Harper continues to break his own rules – Ignatieff

In the Charles Lynch Press Theatre, Michael Ignatieff and Martha Hall Findlay arrived looking sober and serious. Ignatieff, in his pink shirt and light red tie, Hall Findlay in her Moonstone Yellow bolero-ish jacket, got right down to business.

“Martha Hall Findlay and I are here this morning to identify a scandal,” Ignatieff began. “A flagrant misuse of taxpayer’s money.”

He outlined that the government doubled the size of its advertising budget since it came to power, and how it spent $34 million into the “flagrant promotion of its own partisan agenda, using taxpayer’s money,” to promote it’s Economic Action Plan, a site which also referred people to the Prime Minister’s social media sites.

“This is in flagrant disregard of government guidelines that prohibit the use of public funds for partisan political advertising.”

Ignatieff said that they were not only there to denounce it, but to do more. He promised that a Liberal government “will plug the loopholes in existing communications guidelines that allow these abuses to occur, and we want to take a leaf out of the Ontario Government.”

Indeed – this kind of abuse of government advertising was apparently flagrant under the Mike Harris government in Ontario, and when McGuinty became premier, they set up an independent oversight body for government advertising. Funnily enough, Mike Harris’ chief of staff, Guy Giorno, is now Stephen Harper’s chief of staff.

This should of course surprise no one. The Harper government has a long history of ignoring rules – even the ones they created (such as the fixed election date) – as well as having a flagrant disregard for the rule of law. But can they turn this into another Sponsorship Scandal? I somehow doubt it.

Ignatieff went on to talk about his press conference with Gerard Kennedy yesterday, where Kennedy revealed his findings in which only twelve percent of stimulus spending was out the door, and mostly to Conservative ridings. He also brought up the way that the government has been using departmental websites to do petty partisan things, like making sure that Ignatieff was nowhere to be seen in any of the photos where MPs were on the Hill to have pork sandwiches to support the pork industry in the country in the face of H1N1 – and the Toronto Star uncovered documents which referred to this explicitly.

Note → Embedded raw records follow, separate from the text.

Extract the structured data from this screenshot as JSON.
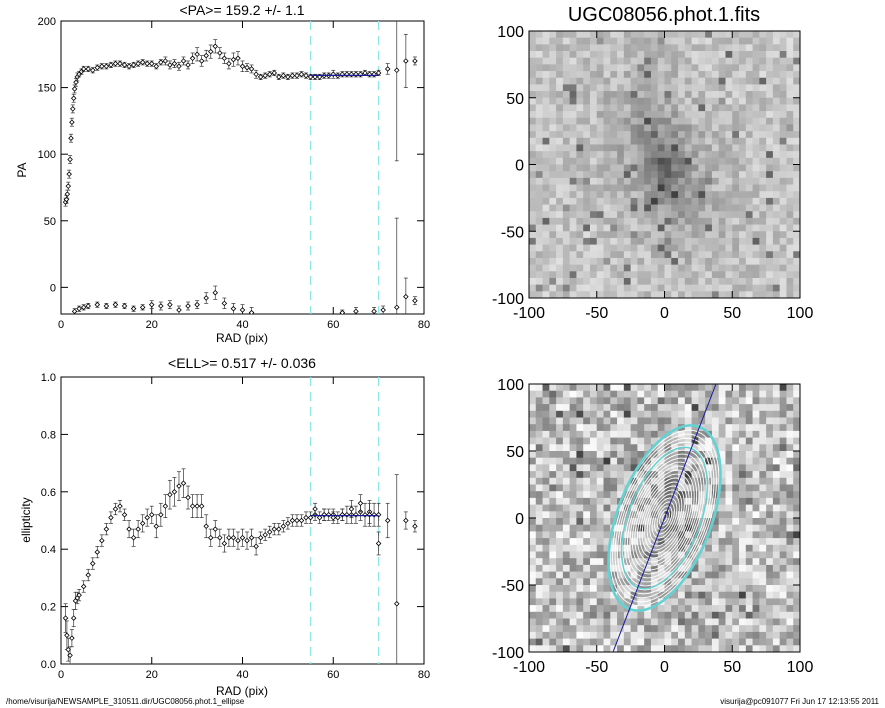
{
  "chart_data": [
    {
      "type": "scatter",
      "title": "<PA>= 159.2 +/-   1.1",
      "xlabel": "RAD (pix)",
      "ylabel": "PA",
      "xlim": [
        0,
        80
      ],
      "ylim": [
        -20,
        200
      ],
      "xticks": [
        "0",
        "20",
        "40",
        "60",
        "80"
      ],
      "yticks": [
        "0",
        "50",
        "100",
        "150",
        "200"
      ],
      "vlines": [
        55,
        70
      ],
      "fit": {
        "value": 159.2,
        "error": 1.1,
        "xrange": [
          55,
          70
        ]
      },
      "series": [
        {
          "points": [
            [
              1.0,
              64
            ],
            [
              1.2,
              66
            ],
            [
              1.4,
              70
            ],
            [
              1.6,
              76
            ],
            [
              1.8,
              85
            ],
            [
              2.0,
              96
            ],
            [
              2.2,
              112
            ],
            [
              2.4,
              124
            ],
            [
              2.6,
              134
            ],
            [
              2.8,
              142
            ],
            [
              3.0,
              149
            ],
            [
              3.3,
              154
            ],
            [
              3.6,
              158
            ],
            [
              4.0,
              160
            ],
            [
              4.5,
              162
            ],
            [
              5,
              164
            ],
            [
              6,
              164
            ],
            [
              7,
              163
            ],
            [
              8,
              165
            ],
            [
              9,
              166
            ],
            [
              10,
              166
            ],
            [
              11,
              167
            ],
            [
              12,
              168
            ],
            [
              13,
              168
            ],
            [
              14,
              167
            ],
            [
              15,
              166
            ],
            [
              16,
              167
            ],
            [
              17,
              168
            ],
            [
              18,
              169
            ],
            [
              19,
              168
            ],
            [
              20,
              168
            ],
            [
              21,
              166
            ],
            [
              22,
              169
            ],
            [
              23,
              170
            ],
            [
              24,
              167
            ],
            [
              25,
              168
            ],
            [
              26,
              166
            ],
            [
              27,
              170
            ],
            [
              28,
              167
            ],
            [
              29,
              172
            ],
            [
              30,
              175
            ],
            [
              31,
              170
            ],
            [
              32,
              174
            ],
            [
              33,
              177
            ],
            [
              34,
              181
            ],
            [
              35,
              176
            ],
            [
              36,
              172
            ],
            [
              37,
              168
            ],
            [
              38,
              171
            ],
            [
              39,
              172
            ],
            [
              40,
              166
            ],
            [
              41,
              165
            ],
            [
              42,
              164
            ],
            [
              43,
              160
            ],
            [
              44,
              158
            ],
            [
              45,
              159
            ],
            [
              46,
              160
            ],
            [
              47,
              161
            ],
            [
              48,
              158
            ],
            [
              49,
              159
            ],
            [
              50,
              158
            ],
            [
              51,
              159
            ],
            [
              52,
              159
            ],
            [
              53,
              160
            ],
            [
              54,
              159
            ]
          ],
          "errors": [
            3,
            3,
            3,
            3,
            3,
            3,
            3,
            3,
            3,
            3,
            3,
            3,
            3,
            2,
            2,
            2,
            2,
            2,
            2,
            2,
            2,
            2,
            2,
            2,
            2,
            2,
            2,
            2,
            2,
            2,
            2,
            2,
            2,
            3,
            3,
            3,
            3,
            3,
            3,
            4,
            5,
            4,
            4,
            5,
            5,
            4,
            4,
            4,
            5,
            5,
            4,
            3,
            3,
            3,
            2,
            2,
            2,
            2,
            2,
            2,
            2,
            2,
            2,
            2,
            2
          ]
        },
        {
          "points": [
            [
              55,
              158
            ],
            [
              56,
              158
            ],
            [
              57,
              158
            ],
            [
              58,
              159
            ],
            [
              59,
              159
            ],
            [
              60,
              160
            ],
            [
              61,
              159
            ],
            [
              62,
              160
            ],
            [
              63,
              160
            ],
            [
              64,
              160
            ],
            [
              65,
              160
            ],
            [
              66,
              160
            ],
            [
              67,
              161
            ],
            [
              68,
              160
            ],
            [
              69,
              160
            ],
            [
              70,
              161
            ]
          ],
          "errors": [
            2,
            2,
            2,
            2,
            2,
            3,
            2,
            2,
            2,
            2,
            2,
            2,
            2,
            2,
            2,
            2
          ]
        },
        {
          "points": [
            [
              72,
              164
            ],
            [
              74,
              163
            ],
            [
              76,
              170
            ],
            [
              78,
              170
            ]
          ],
          "errors": [
            4,
            68,
            20,
            3
          ]
        },
        {
          "points": [
            [
              3,
              -18
            ],
            [
              4,
              -16
            ],
            [
              5,
              -15
            ],
            [
              6,
              -14
            ],
            [
              8,
              -13
            ],
            [
              10,
              -14
            ],
            [
              12,
              -13
            ],
            [
              14,
              -14
            ],
            [
              16,
              -16
            ],
            [
              18,
              -15
            ],
            [
              20,
              -13
            ],
            [
              22,
              -14
            ],
            [
              24,
              -13
            ],
            [
              26,
              -17
            ],
            [
              28,
              -14
            ],
            [
              30,
              -13
            ],
            [
              32,
              -8
            ],
            [
              34,
              -4
            ],
            [
              36,
              -12
            ],
            [
              38,
              -16
            ],
            [
              40,
              -17
            ],
            [
              42,
              -19
            ]
          ],
          "errors": [
            2,
            2,
            2,
            2,
            2,
            2,
            2,
            2,
            2,
            2,
            3,
            3,
            3,
            3,
            3,
            3,
            4,
            5,
            4,
            4,
            4,
            4
          ]
        },
        {
          "points": [
            [
              62,
              -19
            ],
            [
              65,
              -18
            ],
            [
              69,
              -18
            ],
            [
              71,
              -17
            ],
            [
              74,
              -15
            ],
            [
              76,
              -7
            ],
            [
              78,
              -10
            ]
          ],
          "errors": [
            2,
            3,
            3,
            3,
            67,
            14,
            3
          ]
        }
      ]
    },
    {
      "type": "heatmap",
      "title": "UGC08056.phot.1.fits",
      "xlim": [
        -100,
        100
      ],
      "ylim": [
        -100,
        100
      ],
      "xticks": [
        "-100",
        "-50",
        "0",
        "50",
        "100"
      ],
      "yticks": [
        "-100",
        "-50",
        "0",
        "50",
        "100"
      ],
      "colormap": "grayscale"
    },
    {
      "type": "scatter",
      "title": "<ELL>= 0.517 +/-  0.036",
      "xlabel": "RAD (pix)",
      "ylabel": "ellipticity",
      "xlim": [
        0,
        80
      ],
      "ylim": [
        0,
        1
      ],
      "xticks": [
        "0",
        "20",
        "40",
        "60",
        "80"
      ],
      "yticks": [
        "0.0",
        "0.2",
        "0.4",
        "0.6",
        "0.8",
        "1.0"
      ],
      "vlines": [
        55,
        70
      ],
      "fit": {
        "value": 0.517,
        "error": 0.036,
        "xrange": [
          55,
          70
        ]
      },
      "series": [
        {
          "points": [
            [
              1.0,
              0.16
            ],
            [
              1.3,
              0.1
            ],
            [
              1.6,
              0.05
            ],
            [
              2.0,
              0.03
            ],
            [
              2.4,
              0.09
            ],
            [
              2.8,
              0.16
            ],
            [
              3.2,
              0.22
            ],
            [
              3.6,
              0.23
            ],
            [
              4.0,
              0.24
            ],
            [
              5,
              0.27
            ],
            [
              6,
              0.31
            ],
            [
              7,
              0.35
            ],
            [
              8,
              0.39
            ],
            [
              9,
              0.43
            ],
            [
              10,
              0.47
            ],
            [
              11,
              0.51
            ],
            [
              12,
              0.54
            ],
            [
              13,
              0.55
            ],
            [
              14,
              0.52
            ],
            [
              15,
              0.47
            ],
            [
              16,
              0.44
            ],
            [
              17,
              0.47
            ],
            [
              18,
              0.49
            ],
            [
              19,
              0.51
            ],
            [
              20,
              0.52
            ],
            [
              21,
              0.48
            ],
            [
              22,
              0.52
            ],
            [
              23,
              0.55
            ],
            [
              24,
              0.59
            ],
            [
              25,
              0.6
            ],
            [
              26,
              0.62
            ],
            [
              27,
              0.63
            ],
            [
              28,
              0.58
            ],
            [
              29,
              0.55
            ],
            [
              30,
              0.55
            ],
            [
              31,
              0.55
            ],
            [
              32,
              0.48
            ],
            [
              33,
              0.44
            ],
            [
              34,
              0.47
            ],
            [
              35,
              0.44
            ],
            [
              36,
              0.42
            ],
            [
              37,
              0.44
            ],
            [
              38,
              0.44
            ],
            [
              39,
              0.43
            ],
            [
              40,
              0.44
            ],
            [
              41,
              0.43
            ],
            [
              42,
              0.44
            ],
            [
              43,
              0.41
            ],
            [
              44,
              0.44
            ],
            [
              45,
              0.45
            ],
            [
              46,
              0.46
            ],
            [
              47,
              0.47
            ],
            [
              48,
              0.47
            ],
            [
              49,
              0.48
            ],
            [
              50,
              0.49
            ],
            [
              51,
              0.5
            ],
            [
              52,
              0.5
            ],
            [
              53,
              0.5
            ],
            [
              54,
              0.51
            ]
          ],
          "errors": [
            0.05,
            0.05,
            0.04,
            0.03,
            0.03,
            0.03,
            0.03,
            0.02,
            0.02,
            0.02,
            0.02,
            0.02,
            0.02,
            0.02,
            0.02,
            0.02,
            0.02,
            0.02,
            0.02,
            0.03,
            0.03,
            0.03,
            0.03,
            0.03,
            0.03,
            0.04,
            0.04,
            0.04,
            0.05,
            0.05,
            0.05,
            0.05,
            0.04,
            0.04,
            0.04,
            0.04,
            0.04,
            0.03,
            0.03,
            0.03,
            0.03,
            0.03,
            0.03,
            0.03,
            0.03,
            0.03,
            0.03,
            0.03,
            0.02,
            0.02,
            0.02,
            0.02,
            0.02,
            0.02,
            0.02,
            0.02,
            0.02,
            0.02,
            0.02
          ]
        },
        {
          "points": [
            [
              55,
              0.51
            ],
            [
              56,
              0.52
            ],
            [
              57,
              0.51
            ],
            [
              58,
              0.52
            ],
            [
              59,
              0.52
            ],
            [
              60,
              0.52
            ],
            [
              61,
              0.51
            ],
            [
              62,
              0.52
            ],
            [
              63,
              0.52
            ],
            [
              64,
              0.52
            ],
            [
              65,
              0.52
            ],
            [
              66,
              0.53
            ],
            [
              67,
              0.52
            ],
            [
              68,
              0.53
            ],
            [
              69,
              0.52
            ],
            [
              70,
              0.52
            ]
          ],
          "errors": [
            0.02,
            0.02,
            0.02,
            0.02,
            0.02,
            0.02,
            0.02,
            0.02,
            0.03,
            0.03,
            0.03,
            0.03,
            0.04,
            0.04,
            0.04,
            0.04
          ]
        },
        {
          "points": [
            [
              56,
              0.54
            ],
            [
              58,
              0.52
            ],
            [
              60,
              0.51
            ],
            [
              62,
              0.52
            ],
            [
              64,
              0.54
            ],
            [
              66,
              0.56
            ],
            [
              68,
              0.52
            ],
            [
              70,
              0.42
            ],
            [
              72,
              0.5
            ],
            [
              74,
              0.21
            ],
            [
              76,
              0.5
            ],
            [
              78,
              0.48
            ]
          ],
          "errors": [
            0.02,
            0.02,
            0.02,
            0.02,
            0.03,
            0.03,
            0.04,
            0.04,
            0.06,
            0.45,
            0.03,
            0.02
          ]
        }
      ]
    },
    {
      "type": "heatmap",
      "title": "",
      "xlim": [
        -100,
        100
      ],
      "ylim": [
        -100,
        100
      ],
      "xticks": [
        "-100",
        "-50",
        "0",
        "50",
        "100"
      ],
      "yticks": [
        "-100",
        "-50",
        "0",
        "50",
        "100"
      ],
      "colormap": "grayscale",
      "overlay": "isophote ellipses with fitted ellipse and position-angle line"
    }
  ],
  "footer": {
    "left": "/home/visurija/NEWSAMPLE_310511.dir/UGC08056.phot.1_ellipse",
    "right": "visurija@pc091077  Fri Jun 17 12:13:55 2011"
  },
  "colors": {
    "fit_line": "#1a1a9a",
    "guide_line": "#8ee6e6",
    "ellipse": "#64d2d2",
    "markers": "#000000"
  }
}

Hall Findlay brought up the rules that the Harper government is breaking, where Harper is trying to turn himself into a national symbol.

 

During reporters’ questions, Ignatieff took the “perfectly fair question” on how he’s different from the Conservatives. After talking about how he’d “do politics” differently, he broke it down as such: “I said in my speech on Monday that one of the clear differences between our two parties is that Mr. Harper is a free market ideologue. Mr. Harper thinks the ‘market miracle’ will create growth in the Canadian economy, and if he sits back, the ‘market miracle’ will get us back to three percent growth. And I’m saying, as clearly as I can, you’re not going to get there without an activist, investing, passionate government. The differences are very clear – he thinks growth will come to the ‘market miracle’. I think growth will come the way it’s always come in the Canadian economy – when the government leads.”

Other questions around Martin Cauchon (Ignatieff wants him in the House, and they’re in discussions), Iran (Ignatieff agrees with the boycott and sanctions against them), but it came back to the broken rules. If they are indeed broken, what are they going to do about it?

Hall Findlay said that they’re investigating whether to report them to Treasury Board, Elections Canada – as a violation of financing rules – or even both. But one can already imagine what the Conservative response would be if Elections Canada made one more investigation against them, given that the Conservatives voted against supporting the oversight body in the House already.